ABSTRACT

This tradition of British liberalism nevertheless provided a basis for naming the traumas inflicted on others to secure the British Empire. During the Irish War of Independence (1919-21), anti-republican reprisals directed against Irish homesteads and communities by the Black and Tans and Auxiliaries provoked a broadly constituted and vociferous public campaign of protest in England. A Labour Party Commission sent to investigate the condition of Ireland in November 1920 reported that ‘things are being done in the name of Britain which must make her name stink in the nostrils of the whole world’ (ibid.); while in the Peace With Ireland Council, Conservatives and socialists joined with Liberals to publicize and condemn the British ‘terror’, and to call for an end to the conflict (ibid.: 61-102, 229 n. 119).
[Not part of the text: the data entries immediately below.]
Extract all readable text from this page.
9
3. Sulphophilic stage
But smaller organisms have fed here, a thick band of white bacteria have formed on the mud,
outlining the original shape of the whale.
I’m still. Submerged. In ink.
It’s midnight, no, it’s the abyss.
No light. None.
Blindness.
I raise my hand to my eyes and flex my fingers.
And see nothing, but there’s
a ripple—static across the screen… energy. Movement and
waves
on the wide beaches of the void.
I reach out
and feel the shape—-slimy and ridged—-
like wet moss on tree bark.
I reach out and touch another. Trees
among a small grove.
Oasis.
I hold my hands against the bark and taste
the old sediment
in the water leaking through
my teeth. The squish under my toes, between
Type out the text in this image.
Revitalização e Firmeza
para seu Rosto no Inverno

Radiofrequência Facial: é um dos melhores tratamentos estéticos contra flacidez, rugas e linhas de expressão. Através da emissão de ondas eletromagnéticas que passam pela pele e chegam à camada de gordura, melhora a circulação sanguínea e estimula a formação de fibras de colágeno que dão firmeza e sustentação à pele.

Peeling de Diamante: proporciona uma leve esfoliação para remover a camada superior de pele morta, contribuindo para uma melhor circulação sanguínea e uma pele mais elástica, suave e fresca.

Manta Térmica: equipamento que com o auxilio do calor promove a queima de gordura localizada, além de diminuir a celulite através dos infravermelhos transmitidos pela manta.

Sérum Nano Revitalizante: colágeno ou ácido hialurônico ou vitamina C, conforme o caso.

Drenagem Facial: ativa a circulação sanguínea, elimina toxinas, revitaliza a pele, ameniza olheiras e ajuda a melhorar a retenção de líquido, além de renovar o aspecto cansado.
Among its supporters, the radical liberal historian and journalist, J. L. Hammond, demanded a public enquiry into the reprisals ‘on the grounds of justice to the British people’ as well as to the Irish. Attempting to convey, in his reports from Ireland, his sense of the reciprocal damage caused to English civil and political culture by this war waged by the imperial state, Hammond endorsed the truth of a comment made to him by an Irishman: ‘This is a tragedy . . . but it is your tragedy, not ours’ (ibid.: 100).